No, non è un titolo ironico per fare clickbait. Le donne non possono andare in alcuni settori dello Stadio Olimpico di Roma e succede ad ogni giornata calcistica, soprattutto nelle più importanti. Una storia che in pochi conoscono, ma che è giusto raccontare.

La questione di genere ha investito anche il mondo del calcio, soprattutto perché sono sempre più le mogli, le fidanzate o semplici appassionate che decidono di andare allo stadio a vedere i propri idoli sgambettare sul terreno di gioco. Gli stadi stanno diventando sempre più "familiari" e si respira sempre più aria di festa che di agonismo militare.

Eppure, se questo avviene in molti stadi italiani, in alcune zone non è ancora così. Una di queste è l'Arabia Saudita, terra bellissima ma fortemente controllata da un regime religioso e totalitario. In questo paese le donne sono ancora viste come mere "proprietà" dell'uomo e vengono loro negati molti diritti. Uno di questo è il poter uscire di casa da sole, in quanto possono farlo solo se accompagnate da altre donne o da un uomo. In questi luoghi la questione di genere è ancora fortemente messa in discussione, e già atlete del calibro di Anna Manzychuk e di sua sorella Campionessa del Mondo in carica, non parteciperanno ai prossimi mondiali di scacchi perché tenuti in Arabia Saudita e, quindi, dovranno attenersi alle rigide regole che il Califfato impone, come quella descritta sopra o il dover indossare il velo in pubblico.

Quindi, la polemica si è subito rivoltata su un altro evento, la Supercoppa Italiana, che dovrà giocarsi proprio in Arabia Saudita. Alcuni politici hanno saputo sfruttare l'argomento per battersi a spada tratta per la difesa dei diritti delle donne arabe, in quanto non potranno accedere ad alcune zone dello stadio, riservate solo agli uomini.
E da qui fiumi di inchiostro sono stati gettati, tutti indignati, tutti a dire "Giocate in Italia dove queste cose non succedono". Ma davvero?

Eppure, caro Lettore o Lettrice, anche in Italia se sei donna non puoi entrare in alcune zone del campo.
Succede ogni "domenica" all'Olimpico di Roma, dove la Curva Nord, storica curva laziale, ha una regola rigida: qui le donne non possono entrare. Esattamente come in Arabia.

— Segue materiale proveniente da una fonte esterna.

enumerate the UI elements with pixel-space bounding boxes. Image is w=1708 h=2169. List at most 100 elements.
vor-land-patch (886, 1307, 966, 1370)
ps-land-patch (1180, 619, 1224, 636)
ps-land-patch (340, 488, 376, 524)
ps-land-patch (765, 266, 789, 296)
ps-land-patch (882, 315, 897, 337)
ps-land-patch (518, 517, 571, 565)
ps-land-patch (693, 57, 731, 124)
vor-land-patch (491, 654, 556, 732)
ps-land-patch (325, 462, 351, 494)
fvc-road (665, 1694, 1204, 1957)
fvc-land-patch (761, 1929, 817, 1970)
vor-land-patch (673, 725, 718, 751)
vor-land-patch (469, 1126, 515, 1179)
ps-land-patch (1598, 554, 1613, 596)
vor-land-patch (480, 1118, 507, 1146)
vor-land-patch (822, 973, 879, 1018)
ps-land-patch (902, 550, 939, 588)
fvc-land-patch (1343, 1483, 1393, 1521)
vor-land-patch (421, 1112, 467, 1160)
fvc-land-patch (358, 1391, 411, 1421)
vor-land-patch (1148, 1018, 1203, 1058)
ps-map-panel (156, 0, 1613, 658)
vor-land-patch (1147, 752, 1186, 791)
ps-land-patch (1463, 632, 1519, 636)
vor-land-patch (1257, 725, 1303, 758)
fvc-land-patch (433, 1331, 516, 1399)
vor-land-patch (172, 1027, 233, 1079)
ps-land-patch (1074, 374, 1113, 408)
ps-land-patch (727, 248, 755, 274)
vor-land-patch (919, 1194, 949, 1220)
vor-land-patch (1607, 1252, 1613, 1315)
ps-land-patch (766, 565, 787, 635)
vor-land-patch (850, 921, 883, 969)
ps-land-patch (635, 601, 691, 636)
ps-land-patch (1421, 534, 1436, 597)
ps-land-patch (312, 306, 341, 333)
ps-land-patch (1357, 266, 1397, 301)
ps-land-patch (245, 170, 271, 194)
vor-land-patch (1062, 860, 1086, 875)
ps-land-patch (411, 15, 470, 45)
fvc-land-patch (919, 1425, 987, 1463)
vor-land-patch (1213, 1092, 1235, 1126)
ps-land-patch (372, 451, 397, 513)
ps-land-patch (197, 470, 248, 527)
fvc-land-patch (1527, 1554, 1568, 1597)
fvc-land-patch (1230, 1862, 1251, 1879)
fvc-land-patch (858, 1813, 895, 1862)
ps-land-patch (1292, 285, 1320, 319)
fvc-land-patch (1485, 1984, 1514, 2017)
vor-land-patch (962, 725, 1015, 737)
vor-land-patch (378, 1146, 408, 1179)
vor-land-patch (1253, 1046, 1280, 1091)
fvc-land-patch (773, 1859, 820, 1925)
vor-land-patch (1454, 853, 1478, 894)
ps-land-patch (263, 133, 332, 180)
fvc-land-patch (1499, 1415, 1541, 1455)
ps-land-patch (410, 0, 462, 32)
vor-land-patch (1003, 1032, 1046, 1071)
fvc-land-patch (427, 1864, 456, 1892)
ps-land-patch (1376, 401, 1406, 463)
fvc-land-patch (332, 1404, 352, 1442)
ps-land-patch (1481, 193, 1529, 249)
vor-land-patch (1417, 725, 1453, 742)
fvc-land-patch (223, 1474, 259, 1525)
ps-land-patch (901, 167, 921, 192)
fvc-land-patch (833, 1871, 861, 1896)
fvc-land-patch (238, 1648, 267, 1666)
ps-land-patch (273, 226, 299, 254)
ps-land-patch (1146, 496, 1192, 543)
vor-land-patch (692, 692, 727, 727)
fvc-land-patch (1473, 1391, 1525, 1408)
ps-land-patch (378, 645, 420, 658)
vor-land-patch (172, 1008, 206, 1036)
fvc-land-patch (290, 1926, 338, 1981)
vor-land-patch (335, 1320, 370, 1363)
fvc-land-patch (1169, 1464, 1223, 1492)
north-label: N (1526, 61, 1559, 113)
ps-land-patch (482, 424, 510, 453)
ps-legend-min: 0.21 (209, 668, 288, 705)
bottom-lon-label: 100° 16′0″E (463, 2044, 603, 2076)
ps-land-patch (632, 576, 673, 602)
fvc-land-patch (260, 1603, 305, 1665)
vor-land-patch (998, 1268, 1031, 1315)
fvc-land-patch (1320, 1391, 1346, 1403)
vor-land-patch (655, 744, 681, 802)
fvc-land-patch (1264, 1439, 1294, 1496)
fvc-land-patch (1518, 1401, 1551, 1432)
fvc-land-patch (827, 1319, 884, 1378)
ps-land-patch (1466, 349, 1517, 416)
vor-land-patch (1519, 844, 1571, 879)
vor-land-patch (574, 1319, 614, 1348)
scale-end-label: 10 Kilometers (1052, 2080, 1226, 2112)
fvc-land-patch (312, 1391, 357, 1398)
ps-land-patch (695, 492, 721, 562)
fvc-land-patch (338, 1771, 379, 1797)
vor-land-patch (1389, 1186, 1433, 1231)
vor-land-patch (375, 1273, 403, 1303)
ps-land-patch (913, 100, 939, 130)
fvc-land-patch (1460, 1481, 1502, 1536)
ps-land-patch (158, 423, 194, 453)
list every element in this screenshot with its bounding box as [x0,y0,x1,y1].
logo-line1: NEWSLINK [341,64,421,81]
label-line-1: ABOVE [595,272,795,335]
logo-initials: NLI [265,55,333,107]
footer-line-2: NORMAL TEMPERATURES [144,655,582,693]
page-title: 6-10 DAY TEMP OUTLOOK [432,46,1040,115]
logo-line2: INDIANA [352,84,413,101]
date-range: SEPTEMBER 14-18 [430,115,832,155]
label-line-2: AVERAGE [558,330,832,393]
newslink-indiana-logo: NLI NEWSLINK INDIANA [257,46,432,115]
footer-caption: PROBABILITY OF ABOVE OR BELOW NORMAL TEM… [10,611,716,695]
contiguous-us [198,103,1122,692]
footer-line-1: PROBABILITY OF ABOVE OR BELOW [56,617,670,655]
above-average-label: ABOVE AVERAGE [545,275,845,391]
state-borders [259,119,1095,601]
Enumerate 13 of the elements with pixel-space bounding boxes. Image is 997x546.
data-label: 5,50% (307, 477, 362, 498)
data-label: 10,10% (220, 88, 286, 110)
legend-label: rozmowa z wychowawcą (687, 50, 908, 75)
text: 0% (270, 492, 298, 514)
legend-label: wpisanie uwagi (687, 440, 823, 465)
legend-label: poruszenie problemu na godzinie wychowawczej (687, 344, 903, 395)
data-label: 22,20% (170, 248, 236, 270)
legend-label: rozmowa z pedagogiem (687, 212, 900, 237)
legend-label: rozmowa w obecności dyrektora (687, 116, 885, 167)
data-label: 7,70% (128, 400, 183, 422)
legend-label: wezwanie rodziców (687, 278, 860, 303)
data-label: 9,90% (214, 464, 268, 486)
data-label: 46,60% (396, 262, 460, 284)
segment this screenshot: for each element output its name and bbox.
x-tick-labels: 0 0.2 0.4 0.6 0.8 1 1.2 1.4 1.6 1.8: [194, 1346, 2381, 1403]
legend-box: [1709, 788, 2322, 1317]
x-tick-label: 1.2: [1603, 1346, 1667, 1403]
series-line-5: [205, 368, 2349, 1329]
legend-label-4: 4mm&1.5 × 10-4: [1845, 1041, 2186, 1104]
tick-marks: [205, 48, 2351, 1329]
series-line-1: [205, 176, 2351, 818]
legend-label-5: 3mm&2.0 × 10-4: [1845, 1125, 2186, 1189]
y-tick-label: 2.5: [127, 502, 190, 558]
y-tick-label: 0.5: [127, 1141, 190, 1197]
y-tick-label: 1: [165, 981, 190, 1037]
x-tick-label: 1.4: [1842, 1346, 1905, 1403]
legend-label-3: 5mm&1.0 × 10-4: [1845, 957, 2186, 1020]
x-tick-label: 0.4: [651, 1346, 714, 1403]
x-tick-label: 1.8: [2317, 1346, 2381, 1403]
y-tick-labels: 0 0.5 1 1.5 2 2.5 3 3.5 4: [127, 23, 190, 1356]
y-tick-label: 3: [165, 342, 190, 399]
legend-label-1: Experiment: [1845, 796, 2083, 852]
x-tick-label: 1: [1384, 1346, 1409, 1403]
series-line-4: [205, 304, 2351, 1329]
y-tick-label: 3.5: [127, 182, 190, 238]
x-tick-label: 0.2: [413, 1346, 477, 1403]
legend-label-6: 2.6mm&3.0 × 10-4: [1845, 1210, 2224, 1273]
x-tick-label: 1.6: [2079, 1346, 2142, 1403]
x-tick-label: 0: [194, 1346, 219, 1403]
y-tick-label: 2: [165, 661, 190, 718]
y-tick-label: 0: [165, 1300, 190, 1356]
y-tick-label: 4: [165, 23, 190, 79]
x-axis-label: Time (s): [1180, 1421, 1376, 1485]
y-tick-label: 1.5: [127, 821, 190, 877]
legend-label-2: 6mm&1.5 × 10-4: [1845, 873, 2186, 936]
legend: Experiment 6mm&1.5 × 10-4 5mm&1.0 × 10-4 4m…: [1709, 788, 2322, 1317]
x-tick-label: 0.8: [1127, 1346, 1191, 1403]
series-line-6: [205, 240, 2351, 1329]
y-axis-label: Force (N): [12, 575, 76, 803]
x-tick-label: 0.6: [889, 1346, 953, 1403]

Nell'agosto del 2018 (appena cinque mesi fa) è anche partita un'indagine a cura della FIGC guidata dal procuratore Pecoraro per questo divieto abominevole, quindi non vi dico cose avvenute 50 o 60 anni fa, dopo che il gruppo degli "Irriducibili" ha fatto girare un messaggio su un volantino in cui ordinava di tenere le donne lontane dalla Curva Nord, così trascritto fedelmente: "La Nord per noi rappresenta un luogo sacro. Un ambiente con un codice non scritto da rispettare. Le prime file, da sempre, le viviamo come fossero una linea trincerata. All'interno di essa non ammettiamo Donne, Mogli e Fidanzate, pertanto le invitiamo a posizionarsi dalla 10^ fila in poi. Chi sceglie lo stadio come alternativa alla spensierata e romantica giornata a Villa Borghese, andasse in altri settori".

Nulla da aggiungere.

Forse solo una piccola cosa. Prima di discutere su cosa facciano o non facciano gli altri e imbracciare guerre che devono essere combattute (su questo non c'è ombra di dubbio), sarebbe opportuno che guardassimo il nostro Bel Paese per vedere se i diritti che dovrebbero esserci in altri paesi ci siano anche in Italia. Ma forse molti tra noi sono stati traviati da un abile burattinaio che ha svoltato l'opinione pubblica facendola indignare per qualcosa che avviene al di là dei nostri confini e quello stesso personaggio che fino ad ora non ha preso alcun provvedimento per ciò che avviene all'Olimpico, ogni giornata. E come avviene all'Olimpico avviene anche in tanti altri stadi, dove però gli ultrà o presunti tali, furbamente, non stampano volantini e, magari, sono gli stessi che si battono il petto dicendo che la Finale di Supercoppa non possa essere giocata in Arabia perché le donne non possono andare in tutti i settori dello stadio. Come se questa cosa non avvenisse anche qui. Come se questa cosa non la ordinassero loro.